Determining Prognosis of Follicular Lymphoma

Video

Ajay Gopal, MD:The second case is of a 66-year-old gentleman who presented with inguinal and axillary lymphadenopathy. Initial biopsy of the lymph nodes showed grade 2 follicular lymphoma, and further staging studies with CT scan showed widespread disease with bulky disease up to almost 10 cm, as well as pleural effusion. Bone marrow showed 70% involvement, and patient also had anemia and elevated LDH. We don’t have any additional data on the PET scan regarding this patient, but he was treated with R-CHOP, responded, achieved a complete remission, but unfortunately relapsed after 19 months. At the time of relapse, the patient was then, again, treated with bendamustine/rituximab, this time only achieving a partial response that lasted 6 months. Six months after completing the bendamustine/rituximab, the patient presented to clinic with complaints of fatigue and abdominal fullness. CT scans showed, again, progressive lymphadenopathy, particularly in the abdomen and pelvis, and he was started on idelalisib.

In contrast to our first case, this is a much tougher situation. This is a gentleman who had a short initial remission duration, less than 2 years, and now has had an even shorter remission duration after only achieving a partial response to second-line chemoimmunotherapy. We know from recent data, from the LymphoCare study from Carla Casulo and others, looking at the impact of early relapse that the FLIPI score alone is not very accurate at predicting outcomes. However, we do know from this study that patients who have a relapse within 24 months of their diagnosis have a very poor outcome. Fortunately, this is only about one-fifth of patients, but patients in this category really only have about a 50% 5-year survival.
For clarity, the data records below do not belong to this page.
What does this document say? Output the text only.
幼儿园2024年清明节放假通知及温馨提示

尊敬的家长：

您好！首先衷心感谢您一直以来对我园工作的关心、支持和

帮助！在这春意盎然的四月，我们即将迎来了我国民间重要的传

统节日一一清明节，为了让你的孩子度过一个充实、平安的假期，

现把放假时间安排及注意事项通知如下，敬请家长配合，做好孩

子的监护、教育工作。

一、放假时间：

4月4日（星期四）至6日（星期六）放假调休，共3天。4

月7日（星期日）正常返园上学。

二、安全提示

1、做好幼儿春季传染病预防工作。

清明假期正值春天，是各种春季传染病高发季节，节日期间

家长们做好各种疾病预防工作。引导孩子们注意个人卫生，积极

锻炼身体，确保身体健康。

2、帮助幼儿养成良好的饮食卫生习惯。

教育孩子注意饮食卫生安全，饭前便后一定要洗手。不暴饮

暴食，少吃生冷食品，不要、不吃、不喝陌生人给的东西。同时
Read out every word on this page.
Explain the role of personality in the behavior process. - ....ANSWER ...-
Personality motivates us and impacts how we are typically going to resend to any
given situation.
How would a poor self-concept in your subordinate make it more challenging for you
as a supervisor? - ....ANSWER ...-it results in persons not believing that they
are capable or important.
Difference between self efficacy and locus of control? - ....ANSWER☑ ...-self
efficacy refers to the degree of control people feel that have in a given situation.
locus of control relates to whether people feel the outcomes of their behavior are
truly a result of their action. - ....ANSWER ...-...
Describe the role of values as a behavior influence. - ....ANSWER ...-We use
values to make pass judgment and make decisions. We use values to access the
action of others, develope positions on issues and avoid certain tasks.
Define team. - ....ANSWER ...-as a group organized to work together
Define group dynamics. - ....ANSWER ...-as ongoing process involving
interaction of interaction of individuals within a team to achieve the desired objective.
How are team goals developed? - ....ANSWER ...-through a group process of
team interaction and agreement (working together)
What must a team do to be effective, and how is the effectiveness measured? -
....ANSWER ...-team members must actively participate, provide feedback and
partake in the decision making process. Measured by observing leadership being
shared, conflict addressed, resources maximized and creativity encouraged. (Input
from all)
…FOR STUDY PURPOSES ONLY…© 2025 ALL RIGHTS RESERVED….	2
So, this further stratification by time to initial relapse really helps guide us in terms of our therapy. For 80% of the patients, fortunately, they’ll do well. There will be a later relapse, if at all. And for those patients, the key is to use restraint to try to minimize toxicity—at least in my perspective—and not be overly aggressive. However, for the 1 in 5 patients, like this unfortunate gentleman, who’ve had an early relapse, we need to think about novel strategies. And this is where I really talk about clinical trial options because the outcomes are much poorer.

Transcript edited for clarity.


January 2014

  • A 66-year-old male presents with bilateral inguinal and right axillary adenopathy.
  • Past medical history includes hypercholesterolemia managed with simvastatin; moderate hypertension, managed with hydrochlorothiazide/triamterene; history of atrial fibrillation managed with apixaban.
    • Laboratory findings: hemoglobin level 10.2 g/dL, LDH elevated
    • CT scan shows widely disseminated disease, with bulky adenopathy in the pelvis, mesentery, retroperitoneum, supraclavicular region, and aortopulmonary window. The largest lymph node is 9.8 cm.
    • Chest radiography shows small bilateral pleural effusions
    • Bone marrow biopsy shows 70% involvement with FL
    • Excisional biopsy shows grade 2 follicular lymphoma
  • The patient was started on R-CHOP and achieved remission for 19 months at which time he developed an enlarging adenopathy in the pelvis.

October 2015

  • Upon relapse of her disease, the patient was treated with bendamustine/rituximab.
  • He achieved a partial response for close to 6 months.

April 2016

  • The patient reports feeling tired and abdominal fullness.
  • Physical exam remarkable for palpable splenomegaly.
  • PET imaging showed enlargement of pelvic and retroperitoneal nodes and development of several new lesions.
  • The patient was started on idelalisib therapy.